Я взял пива, и мы притулились у стойки, поджидая свободного столика. У Юнис, отметил я, когда она взялась за кружку, даже ногти сегодня накрашены.

– Я вас в общем‑то не ждал на занятие, – не вытерпел я.

– Почему же?

– Полагал, займетесь чем попривлекательнее.

– Например? – тон простодушного непонимания.

– Ну, не знаю! – пожал я плечами.

– А Эйлина как?

– Ей на несколько дней дали справку. Ей и вправду не мешает передохнуть.

– Свозили б за границу, на солнышке бы погрелась.

– А что? Мысль заманчивая. Только вряд ли получится до школьных каникул.

Мы примолкли. Прежние легкие отношения не складывались. По моей вине. И натянутость тоже шла от меня. Юнис держалась с обычным самообладанием.

Несколько посетителей удалились.

– Смотрите‑ка, – показала Юнис, – вон и столик!

Не мешкая, она кинулась занимать. В потревоженном воздухе потянулся, щекоча ноздри, запах ее духов. Расположившись у стены, я мог обозревать почти весь зал. Красные обои истерлись на выступах, а ковер, пожалуй, доживает последние денечки. Но все равно зал смотрится приятно: посетителей много, и это его оживляет. Я отхлебнул глоток, первый за день, смакуя хмельной горький привкус, и поймал взгляд какого‑то парня: облокотившись о дальний конец стойки, он глазел на нас. Повернувшись, он что‑то сказал спутнику, тог оглянулся тоже. Оба молодые. На одном черная куртка на «молниях», на другом – в яркую клетку. Что‑то я их не приметил, когда мы входили с Юнис. Позже появились?

– Ну а как продвигается исследование? – спросил я.

– Какое?

– Души моего знаменитого брата.

– Ах вон оно что! Он полон тайн и загадок, правда?

– Не стану отрицать. Как он себя ведет? Примерно?

– Представления не имею.

– Видно, неточно спросил. Как он? Как себя чувствует?

– По – моему, с ним было все в норме в нашу последнюю встречу.

– Хм. А когда ж она состоялась?

– В понедельник.

– А сейчас он где?

– То есть как где? У вас.

– Уже нет. Я, э… подумал, что будет удобнее для всех, если он уедет. Эйлина‑то нездорова.

– А вы его когда видели?

– В понедельник в середине дня.

– И решили, что он нашел приют у меня?

– Понимаете… – я вертел в руках подставку из‑под кружки.

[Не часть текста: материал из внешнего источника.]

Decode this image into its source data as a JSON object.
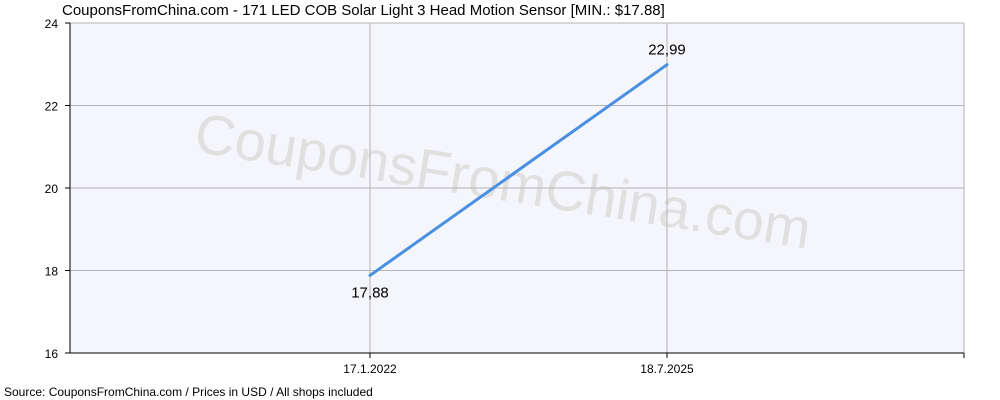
{
  "title": "CouponsFromChina.com - 171 LED COB Solar Light 3 Head Motion Sensor [MIN.: $17.88]",
  "watermark": "CouponsFromChina.com",
  "footer": "Source: CouponsFromChina.com / Prices in USD / All shops included",
  "colors": {
    "plot_background": "#f5f5fc",
    "grid": "#b4b4b4",
    "line": "#4a90e2",
    "axis": "#000000",
    "watermark": "#dcdcdc"
  },
  "chart_data": {
    "type": "line",
    "title": "CouponsFromChina.com - 171 LED COB Solar Light 3 Head Motion Sensor [MIN.: $17.88]",
    "xlabel": "",
    "ylabel": "",
    "x_ticks": [
      "17.1.2022",
      "18.7.2025"
    ],
    "y_ticks": [
      16,
      18,
      20,
      22,
      24
    ],
    "ylim": [
      16,
      24
    ],
    "grid": true,
    "series": [
      {
        "points": [
          {
            "x": "17.1.2022",
            "y": 17.88,
            "label": "17,88"
          },
          {
            "x": "18.7.2025",
            "y": 22.99,
            "label": "22,99"
          }
        ]
      }
    ]
  }
}
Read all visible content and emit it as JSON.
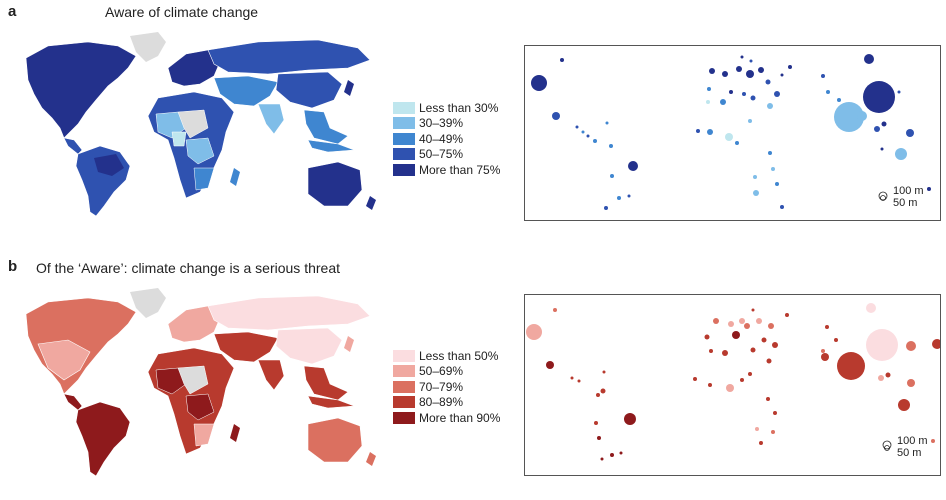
{
  "panel_a": {
    "letter": "a",
    "title": "Aware of climate change",
    "legend": [
      {
        "label": "Less than 30%",
        "color": "#bfe6ee"
      },
      {
        "label": "30–39%",
        "color": "#7fbde8"
      },
      {
        "label": "40–49%",
        "color": "#3f86d0"
      },
      {
        "label": "50–75%",
        "color": "#2f52b0"
      },
      {
        "label": "More than 75%",
        "color": "#23318c"
      }
    ],
    "scale": {
      "large": "100 m",
      "small": "50 m"
    }
  },
  "panel_b": {
    "letter": "b",
    "title": "Of the ‘Aware’: climate change is a serious threat",
    "legend": [
      {
        "label": "Less than 50%",
        "color": "#fbdde0"
      },
      {
        "label": "50–69%",
        "color": "#f0a8a0"
      },
      {
        "label": "70–79%",
        "color": "#db7060"
      },
      {
        "label": "80–89%",
        "color": "#b83a2e"
      },
      {
        "label": "More than 90%",
        "color": "#8e1a1c"
      }
    ],
    "scale": {
      "large": "100 m",
      "small": "50 m"
    }
  },
  "colors": {
    "no_data": "#dcdcdc",
    "border": "#555555"
  }
}
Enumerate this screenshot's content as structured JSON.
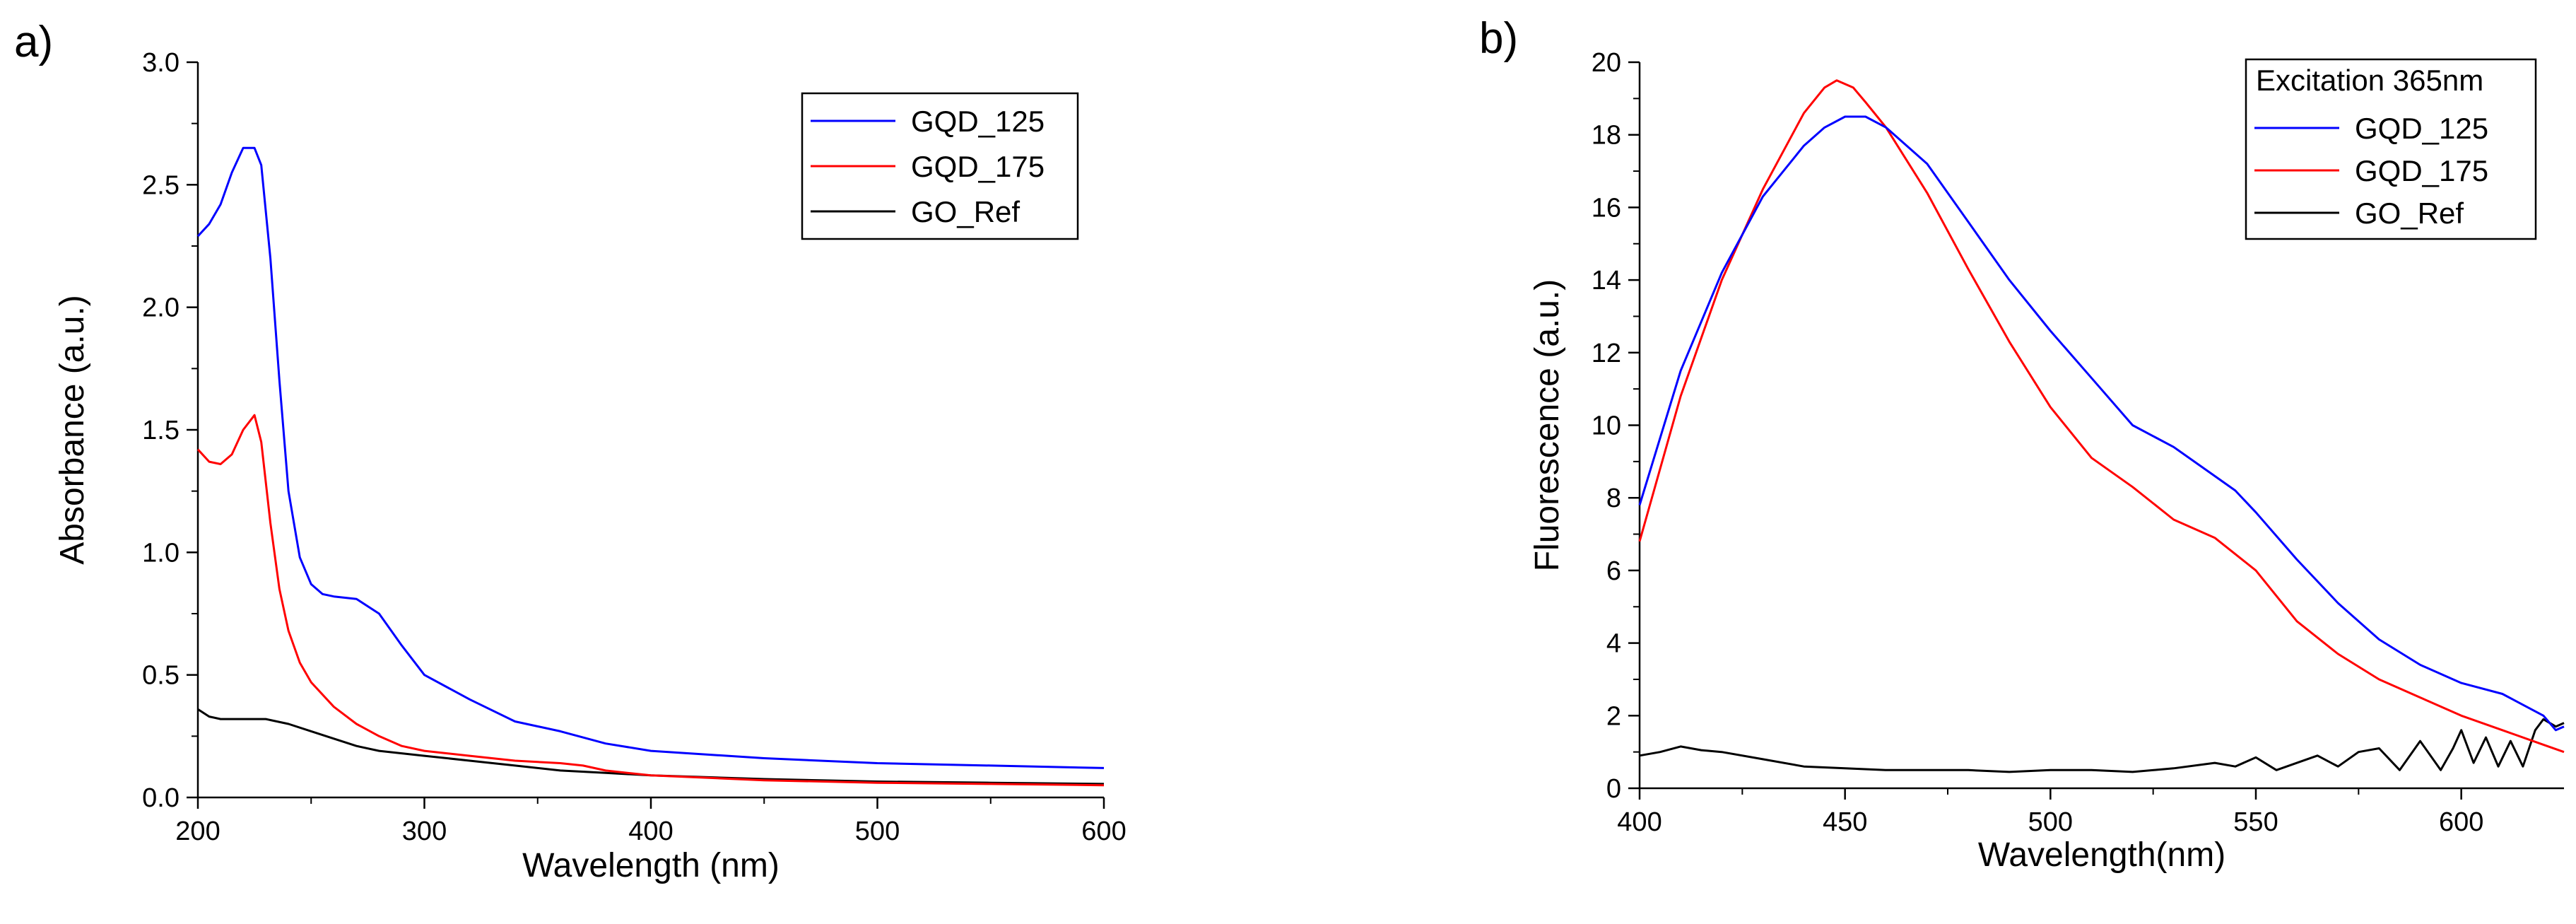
{
  "chart_data": [
    {
      "type": "line",
      "panel_label": "a)",
      "title": "",
      "xlabel": "Wavelength (nm)",
      "ylabel": "Absorbance (a.u.)",
      "xlim": [
        200,
        600
      ],
      "ylim": [
        0.0,
        3.0
      ],
      "x_ticks": [
        200,
        300,
        400,
        500,
        600
      ],
      "x_tick_labels": [
        "200",
        "300",
        "400",
        "500",
        "600"
      ],
      "y_ticks": [
        0.0,
        0.5,
        1.0,
        1.5,
        2.0,
        2.5,
        3.0
      ],
      "y_tick_labels": [
        "0.0",
        "0.5",
        "1.0",
        "1.5",
        "2.0",
        "2.5",
        "3.0"
      ],
      "legend": {
        "placement": "top-right",
        "title": "",
        "entries": [
          "GQD_125",
          "GQD_175",
          "GO_Ref"
        ]
      },
      "series": [
        {
          "name": "GQD_125",
          "color": "#0000ff",
          "x": [
            200,
            205,
            210,
            215,
            220,
            225,
            228,
            232,
            236,
            240,
            245,
            250,
            255,
            260,
            270,
            280,
            290,
            300,
            320,
            340,
            360,
            380,
            400,
            450,
            500,
            550,
            600
          ],
          "y": [
            2.29,
            2.34,
            2.42,
            2.55,
            2.65,
            2.65,
            2.58,
            2.2,
            1.7,
            1.25,
            0.98,
            0.87,
            0.83,
            0.82,
            0.81,
            0.75,
            0.62,
            0.5,
            0.4,
            0.31,
            0.27,
            0.22,
            0.19,
            0.16,
            0.14,
            0.13,
            0.12
          ]
        },
        {
          "name": "GQD_175",
          "color": "#ff0000",
          "x": [
            200,
            205,
            210,
            215,
            220,
            225,
            228,
            232,
            236,
            240,
            245,
            250,
            260,
            270,
            280,
            290,
            300,
            320,
            340,
            360,
            370,
            380,
            400,
            450,
            500,
            550,
            600
          ],
          "y": [
            1.42,
            1.37,
            1.36,
            1.4,
            1.5,
            1.56,
            1.45,
            1.12,
            0.85,
            0.68,
            0.55,
            0.47,
            0.37,
            0.3,
            0.25,
            0.21,
            0.19,
            0.17,
            0.15,
            0.14,
            0.13,
            0.11,
            0.09,
            0.07,
            0.06,
            0.055,
            0.05
          ]
        },
        {
          "name": "GO_Ref",
          "color": "#000000",
          "x": [
            200,
            205,
            210,
            220,
            230,
            240,
            250,
            260,
            270,
            280,
            300,
            320,
            340,
            360,
            380,
            400,
            450,
            500,
            550,
            600
          ],
          "y": [
            0.36,
            0.33,
            0.32,
            0.32,
            0.32,
            0.3,
            0.27,
            0.24,
            0.21,
            0.19,
            0.17,
            0.15,
            0.13,
            0.11,
            0.1,
            0.09,
            0.075,
            0.065,
            0.06,
            0.055
          ]
        }
      ]
    },
    {
      "type": "line",
      "panel_label": "b)",
      "title": "",
      "xlabel": "Wavelength(nm)",
      "ylabel": "Fluorescence (a.u.)",
      "xlim": [
        400,
        625
      ],
      "ylim": [
        0,
        20
      ],
      "x_ticks": [
        400,
        450,
        500,
        550,
        600
      ],
      "x_tick_labels": [
        "400",
        "450",
        "500",
        "550",
        "600"
      ],
      "y_ticks": [
        0,
        2,
        4,
        6,
        8,
        10,
        12,
        14,
        16,
        18,
        20
      ],
      "y_tick_labels": [
        "0",
        "2",
        "4",
        "6",
        "8",
        "10",
        "12",
        "14",
        "16",
        "18",
        "20"
      ],
      "legend": {
        "placement": "top-right",
        "title": "Excitation 365nm",
        "entries": [
          "GQD_125",
          "GQD_175",
          "GO_Ref"
        ]
      },
      "series": [
        {
          "name": "GQD_125",
          "color": "#0000ff",
          "x": [
            400,
            410,
            420,
            430,
            440,
            445,
            450,
            455,
            460,
            470,
            480,
            490,
            500,
            510,
            520,
            530,
            540,
            545,
            550,
            560,
            570,
            580,
            590,
            600,
            610,
            615,
            620,
            623,
            625
          ],
          "y": [
            7.8,
            11.5,
            14.2,
            16.3,
            17.7,
            18.2,
            18.5,
            18.5,
            18.2,
            17.2,
            15.6,
            14.0,
            12.6,
            11.3,
            10.0,
            9.4,
            8.6,
            8.2,
            7.6,
            6.3,
            5.1,
            4.1,
            3.4,
            2.9,
            2.6,
            2.3,
            2.0,
            1.6,
            1.7
          ]
        },
        {
          "name": "GQD_175",
          "color": "#ff0000",
          "x": [
            400,
            410,
            420,
            430,
            440,
            445,
            448,
            452,
            455,
            460,
            470,
            480,
            490,
            500,
            510,
            520,
            530,
            540,
            550,
            560,
            570,
            580,
            590,
            600,
            610,
            620,
            625
          ],
          "y": [
            6.8,
            10.8,
            14.0,
            16.5,
            18.6,
            19.3,
            19.5,
            19.3,
            18.9,
            18.2,
            16.4,
            14.3,
            12.3,
            10.5,
            9.1,
            8.3,
            7.4,
            6.9,
            6.0,
            4.6,
            3.7,
            3.0,
            2.5,
            2.0,
            1.6,
            1.2,
            1.0
          ]
        },
        {
          "name": "GO_Ref",
          "color": "#000000",
          "x": [
            400,
            405,
            410,
            415,
            420,
            430,
            440,
            450,
            460,
            470,
            480,
            490,
            500,
            510,
            520,
            530,
            540,
            545,
            550,
            555,
            560,
            565,
            570,
            575,
            580,
            585,
            590,
            595,
            598,
            600,
            603,
            606,
            609,
            612,
            615,
            618,
            620,
            623,
            625
          ],
          "y": [
            0.9,
            1.0,
            1.15,
            1.05,
            1.0,
            0.8,
            0.6,
            0.55,
            0.5,
            0.5,
            0.5,
            0.45,
            0.5,
            0.5,
            0.45,
            0.55,
            0.7,
            0.6,
            0.85,
            0.5,
            0.7,
            0.9,
            0.6,
            1.0,
            1.1,
            0.5,
            1.3,
            0.5,
            1.1,
            1.6,
            0.7,
            1.4,
            0.6,
            1.3,
            0.6,
            1.6,
            1.9,
            1.7,
            1.8
          ]
        }
      ]
    }
  ]
}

– Бонни разве как‑то намекнул на такой оборот?

– Не то чтобы. Но не сказал, где был и куда отправляется. Вот мне и подумалось.

Она визгливо хохотнула. И покраснела.

– Вообще не пойму, за кого вы оба меня принимаете.

– Ну не за такую уж недотрогу. Не столь обидчивую.

Мне никак не удавалось победить. Опять ее верх. Меня тянуло припомнить девице, что ведь это она сама хитростью набилась на знакомство с Бонни.

– Что же рассказывал вам про меня Бонни? – спросила Юнис.

– Мы про вас не сплетничали.

– Врете вы все. Сплетничали – и вы, и Бонни, и, уж конечно, Эйлина. От этого было не уйти, да вы сами того хотели?

– Ну может, мимоходом и сказали что. Как и вы с Бонни, конечно, говорили про нас.

– Вы – семья. Бонни о семьях не судачит. Он о личностях вообще не распространяется.

– Вот и ответ.

Парень в черной куртке отлепился от стойки и стал пробираться в нашем направлении. Мне показалось, идет он прямиком к нам. Сердце у меня заколотилось. Но парень затормозил у разукрашенного музыкального автомата – гиганта, установленного у столба в середине зала. Однако, наклонясь над ящиком и читая карточки, он снова кинул взгляд на нас.